Quand un expert qui connaît le terrain se pose des questions sur un événement en cours et temporise avec des conclusions, le vertuiste n'a pas besoin de faits ni de connaissances préalables pour savoir e-xac-te-ment ce qui s'est passé. Dans la minute qui suit l'événement, il dégaine un jugement définitif et sort un manifeste bien rodé. Lorsqu'il arrive que, peu de temps après, les faits lui donnent tort, cela ne le décourage point. Il n'a pas besoin de faits, ils ne l'intéressent pas. Lui, il SAIT. L'indignation poseuse lui tient lieu d'analyses précises et de jugements argumentés. C'est pour cette raison que le vertuiste professionnel est l'invité préféré de nos médias qui carburent à l'émotion et n'ont que faire de compétences.
Le feu intérieur qui brûle le vertuiste ne lui permet pas de s'exprimer dans un langage correct, dans le respect des règles linguistiques et des convenances sociales. L’homme indigné laisse tout cela au commun des mortels. Ces posts – le vertuiste s'exprime surtout via des réseaux sociaux (Twitter de préférence) – sont souvent écrits en lettres capitales et ponctués de points d'exclamation et de smileys éloquents. Rituellement, il clôt son manifeste par un "À gerber !", "Les ennemis de la démocratie, quittez mon mur !" ou un autre coup de gueule censé lui donner de l’importance et faire trembler les "complotistes", les "fascistes", "les-agents-du", et autres ennemis du peuple qu’on désigne aujourd’hui sous le nom des « ennemis de la démocratie ». Ainsi, la forme du post permet-elle souvent de reconnaître un vertuiste professionnel et de fuir, s'il est encore temps.

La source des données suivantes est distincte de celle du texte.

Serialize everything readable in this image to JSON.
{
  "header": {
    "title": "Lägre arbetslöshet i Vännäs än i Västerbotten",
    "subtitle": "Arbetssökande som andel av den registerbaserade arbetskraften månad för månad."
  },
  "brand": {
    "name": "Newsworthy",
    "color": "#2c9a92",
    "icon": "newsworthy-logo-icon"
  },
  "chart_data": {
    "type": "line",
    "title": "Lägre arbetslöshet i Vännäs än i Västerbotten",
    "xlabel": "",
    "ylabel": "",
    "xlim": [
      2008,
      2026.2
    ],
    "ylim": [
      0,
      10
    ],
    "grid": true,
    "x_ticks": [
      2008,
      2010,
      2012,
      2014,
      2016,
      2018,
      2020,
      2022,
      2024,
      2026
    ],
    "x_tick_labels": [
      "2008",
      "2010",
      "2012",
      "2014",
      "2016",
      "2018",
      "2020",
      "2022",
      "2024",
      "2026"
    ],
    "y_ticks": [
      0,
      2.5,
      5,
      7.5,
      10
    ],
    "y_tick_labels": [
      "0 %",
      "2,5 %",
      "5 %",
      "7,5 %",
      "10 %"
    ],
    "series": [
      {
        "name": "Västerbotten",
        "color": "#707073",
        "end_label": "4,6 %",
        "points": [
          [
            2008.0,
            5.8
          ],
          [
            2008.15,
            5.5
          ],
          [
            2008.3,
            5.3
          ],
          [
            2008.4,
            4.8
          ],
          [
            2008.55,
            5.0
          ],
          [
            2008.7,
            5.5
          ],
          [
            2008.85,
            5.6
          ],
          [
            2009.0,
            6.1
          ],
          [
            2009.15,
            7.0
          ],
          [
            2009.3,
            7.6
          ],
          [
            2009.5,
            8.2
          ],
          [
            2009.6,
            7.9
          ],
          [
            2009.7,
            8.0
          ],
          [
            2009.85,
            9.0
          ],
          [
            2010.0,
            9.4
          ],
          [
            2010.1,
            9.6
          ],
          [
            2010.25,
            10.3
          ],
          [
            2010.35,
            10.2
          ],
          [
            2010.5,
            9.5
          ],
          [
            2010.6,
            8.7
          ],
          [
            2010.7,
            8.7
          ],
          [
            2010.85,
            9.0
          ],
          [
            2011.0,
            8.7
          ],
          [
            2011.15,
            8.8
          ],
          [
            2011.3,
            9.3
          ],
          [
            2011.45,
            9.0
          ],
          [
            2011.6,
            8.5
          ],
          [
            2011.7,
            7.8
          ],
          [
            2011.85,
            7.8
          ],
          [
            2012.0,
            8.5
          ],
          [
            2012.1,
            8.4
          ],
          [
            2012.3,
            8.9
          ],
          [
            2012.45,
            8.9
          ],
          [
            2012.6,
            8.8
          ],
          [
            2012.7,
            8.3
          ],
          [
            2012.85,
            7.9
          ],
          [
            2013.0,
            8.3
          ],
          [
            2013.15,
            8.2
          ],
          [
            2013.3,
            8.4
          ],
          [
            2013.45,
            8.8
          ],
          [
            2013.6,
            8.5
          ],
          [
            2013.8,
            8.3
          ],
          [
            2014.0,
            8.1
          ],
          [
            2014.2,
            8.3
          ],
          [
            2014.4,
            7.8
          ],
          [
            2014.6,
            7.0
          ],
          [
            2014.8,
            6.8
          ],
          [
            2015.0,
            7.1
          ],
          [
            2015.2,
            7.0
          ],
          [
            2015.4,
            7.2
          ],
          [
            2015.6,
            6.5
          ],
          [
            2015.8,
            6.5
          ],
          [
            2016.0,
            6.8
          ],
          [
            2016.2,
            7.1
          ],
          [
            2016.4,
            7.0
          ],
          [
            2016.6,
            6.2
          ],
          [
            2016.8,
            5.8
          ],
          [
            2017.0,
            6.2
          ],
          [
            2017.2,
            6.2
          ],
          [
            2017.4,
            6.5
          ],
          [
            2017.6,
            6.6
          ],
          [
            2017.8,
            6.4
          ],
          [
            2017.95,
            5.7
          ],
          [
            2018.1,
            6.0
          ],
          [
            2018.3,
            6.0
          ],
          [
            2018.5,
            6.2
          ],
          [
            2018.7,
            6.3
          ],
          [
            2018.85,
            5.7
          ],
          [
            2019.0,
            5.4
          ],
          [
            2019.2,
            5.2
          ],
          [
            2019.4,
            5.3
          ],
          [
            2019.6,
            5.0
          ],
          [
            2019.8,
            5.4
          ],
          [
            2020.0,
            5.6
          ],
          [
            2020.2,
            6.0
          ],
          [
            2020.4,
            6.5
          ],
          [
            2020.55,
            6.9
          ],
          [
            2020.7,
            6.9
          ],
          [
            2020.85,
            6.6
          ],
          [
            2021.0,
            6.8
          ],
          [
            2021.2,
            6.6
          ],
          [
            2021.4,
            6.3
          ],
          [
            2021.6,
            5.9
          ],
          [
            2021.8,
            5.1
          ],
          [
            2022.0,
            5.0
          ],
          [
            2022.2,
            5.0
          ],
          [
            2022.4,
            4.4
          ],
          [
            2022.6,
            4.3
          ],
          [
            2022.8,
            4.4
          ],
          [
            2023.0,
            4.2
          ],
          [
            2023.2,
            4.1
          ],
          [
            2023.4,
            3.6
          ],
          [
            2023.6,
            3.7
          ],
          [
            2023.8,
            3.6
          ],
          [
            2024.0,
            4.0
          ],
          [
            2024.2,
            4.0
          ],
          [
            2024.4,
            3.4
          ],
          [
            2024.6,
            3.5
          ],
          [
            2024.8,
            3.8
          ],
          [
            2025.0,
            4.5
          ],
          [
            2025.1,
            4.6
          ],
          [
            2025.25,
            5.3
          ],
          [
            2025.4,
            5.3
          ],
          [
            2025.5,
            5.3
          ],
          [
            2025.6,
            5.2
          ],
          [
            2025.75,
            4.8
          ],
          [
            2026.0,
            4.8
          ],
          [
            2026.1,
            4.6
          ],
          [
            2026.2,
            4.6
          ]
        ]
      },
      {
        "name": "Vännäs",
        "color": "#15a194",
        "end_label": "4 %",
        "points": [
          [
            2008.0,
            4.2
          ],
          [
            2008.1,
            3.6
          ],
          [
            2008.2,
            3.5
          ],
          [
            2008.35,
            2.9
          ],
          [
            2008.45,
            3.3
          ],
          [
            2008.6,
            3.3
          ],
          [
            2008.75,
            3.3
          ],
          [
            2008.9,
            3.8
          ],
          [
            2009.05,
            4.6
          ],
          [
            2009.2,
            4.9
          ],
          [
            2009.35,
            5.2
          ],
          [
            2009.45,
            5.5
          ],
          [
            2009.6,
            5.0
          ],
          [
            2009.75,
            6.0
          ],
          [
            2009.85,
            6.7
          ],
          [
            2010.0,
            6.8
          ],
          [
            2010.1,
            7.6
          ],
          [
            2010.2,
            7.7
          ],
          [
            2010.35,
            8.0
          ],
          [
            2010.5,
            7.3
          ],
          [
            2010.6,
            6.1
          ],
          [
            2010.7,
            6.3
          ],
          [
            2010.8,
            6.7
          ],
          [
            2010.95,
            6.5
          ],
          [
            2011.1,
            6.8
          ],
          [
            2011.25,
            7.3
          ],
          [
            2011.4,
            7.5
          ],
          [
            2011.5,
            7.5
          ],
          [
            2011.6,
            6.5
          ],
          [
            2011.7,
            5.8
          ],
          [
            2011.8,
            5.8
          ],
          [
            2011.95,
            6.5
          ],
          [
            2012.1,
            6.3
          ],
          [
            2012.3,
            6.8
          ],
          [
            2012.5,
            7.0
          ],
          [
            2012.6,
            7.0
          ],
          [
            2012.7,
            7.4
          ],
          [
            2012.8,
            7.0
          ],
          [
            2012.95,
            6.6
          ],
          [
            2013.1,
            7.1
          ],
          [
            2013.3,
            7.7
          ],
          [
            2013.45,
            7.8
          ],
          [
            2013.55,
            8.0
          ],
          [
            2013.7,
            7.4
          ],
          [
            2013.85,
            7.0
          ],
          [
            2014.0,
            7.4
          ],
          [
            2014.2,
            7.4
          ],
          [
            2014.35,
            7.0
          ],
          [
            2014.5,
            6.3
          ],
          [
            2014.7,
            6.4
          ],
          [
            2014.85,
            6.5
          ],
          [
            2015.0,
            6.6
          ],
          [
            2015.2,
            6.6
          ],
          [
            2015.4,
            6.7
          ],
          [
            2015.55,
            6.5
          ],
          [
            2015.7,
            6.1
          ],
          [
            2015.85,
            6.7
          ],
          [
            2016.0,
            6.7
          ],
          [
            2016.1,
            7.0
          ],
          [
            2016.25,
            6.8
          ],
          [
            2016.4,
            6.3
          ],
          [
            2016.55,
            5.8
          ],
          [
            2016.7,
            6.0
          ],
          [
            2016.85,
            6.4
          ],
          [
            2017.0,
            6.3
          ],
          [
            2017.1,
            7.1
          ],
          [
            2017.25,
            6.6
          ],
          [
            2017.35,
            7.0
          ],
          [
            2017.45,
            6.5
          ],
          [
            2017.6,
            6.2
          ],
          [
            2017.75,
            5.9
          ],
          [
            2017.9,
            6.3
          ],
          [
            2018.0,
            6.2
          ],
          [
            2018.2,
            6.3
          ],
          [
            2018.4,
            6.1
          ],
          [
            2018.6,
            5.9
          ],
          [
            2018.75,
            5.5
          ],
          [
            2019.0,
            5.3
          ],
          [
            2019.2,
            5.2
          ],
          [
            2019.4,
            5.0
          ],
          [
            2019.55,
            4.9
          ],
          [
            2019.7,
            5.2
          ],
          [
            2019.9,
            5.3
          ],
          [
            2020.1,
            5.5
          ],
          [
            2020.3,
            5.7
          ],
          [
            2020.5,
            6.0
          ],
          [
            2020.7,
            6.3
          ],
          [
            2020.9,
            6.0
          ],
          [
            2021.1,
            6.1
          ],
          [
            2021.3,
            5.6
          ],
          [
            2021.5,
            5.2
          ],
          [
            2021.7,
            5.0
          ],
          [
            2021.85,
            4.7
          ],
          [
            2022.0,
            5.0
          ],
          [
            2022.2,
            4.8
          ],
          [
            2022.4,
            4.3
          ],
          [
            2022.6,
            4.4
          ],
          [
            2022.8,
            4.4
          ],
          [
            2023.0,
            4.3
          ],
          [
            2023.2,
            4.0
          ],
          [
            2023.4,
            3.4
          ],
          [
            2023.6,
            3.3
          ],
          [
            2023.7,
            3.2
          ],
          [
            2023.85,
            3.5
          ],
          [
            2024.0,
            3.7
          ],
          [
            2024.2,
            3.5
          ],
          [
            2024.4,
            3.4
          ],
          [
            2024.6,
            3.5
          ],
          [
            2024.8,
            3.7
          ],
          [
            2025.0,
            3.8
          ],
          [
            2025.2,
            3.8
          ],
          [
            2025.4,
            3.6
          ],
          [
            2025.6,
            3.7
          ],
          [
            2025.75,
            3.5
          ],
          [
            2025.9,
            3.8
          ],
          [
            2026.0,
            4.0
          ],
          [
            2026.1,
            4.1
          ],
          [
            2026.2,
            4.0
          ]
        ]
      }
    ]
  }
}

Malheureusement, quitter la page d’un homme/femme indigné(e) ne vous garantit nullement être à l'abri de ses coups de gueule et de son activisme forcené. À l'étroit sur sa page ou les pages de ses amis, il sévit là où bon lui semble. Tel un missionnaire, il a soif du grand large et sème à tout vent... Il s’autorise à se mêler de chaque conversation et de prêcher sa bonne parole là où il veut, sans s’embarrasser d’usages de politesse. Un inconnu pontifiant, condescendant, voire carrément insultant qui vient vous apostropher sur votre page, c’est souvent lui, le vertuiste professionnel.
Le plus souvent, l’homme indigné pense « contre ». Il se nourrit plutôt de haine que d’amour (sauf s’il s’agit d’amour pour lui-même qui, lui, n’est pas à prouver). Le même Saint-Exupéry cité plus haut a écrit au même Breton : "Vous ne pouvez vous habiller qu’en écrivant « contre » quelque chose. « Pour » qui, ou « pour » quoi êtes-vous ? Vous « êtes » pour André Breton résolument et exclusivement. »
Mais alors, objectera-t-on, cet infatigable pourfendeur de tous les totalitarismes, discriminations et fascismes, n'est-il pas un défenseur ardent de la démocratie? La démocratie, ce nom du Bien, ce nouvel absolu de la croyance publique, ce mantra qu'on invoque d'autant plus souvent que l'on vit dans des démocraties curieuses, sans démos, ni de kratos... « Ils sont obsédés par la démocratie depuis qu'il n'y en a plus », disait de Gaulle à Malraux, peu avant sa mort. La fanfare démocratiste, de plus en plus forte et de plus en plus fausse, n'est qu'un cache-misère de "l'éclipse du projet de l'autonomie" (Castoriadis) et de l'incapacité de gouverner et d’être gouverné dont souffrent les sociétés "démocratistes".
Celles mêmes où le vertuiste professionnel a remplacé le savant, l'intellectuel, le philosophe et où il a toute latitude pour infliger sa pensée binaire et son intransigeance sectaire aux concitoyens et à des hommes politiques devenus insignifiants et impuissants.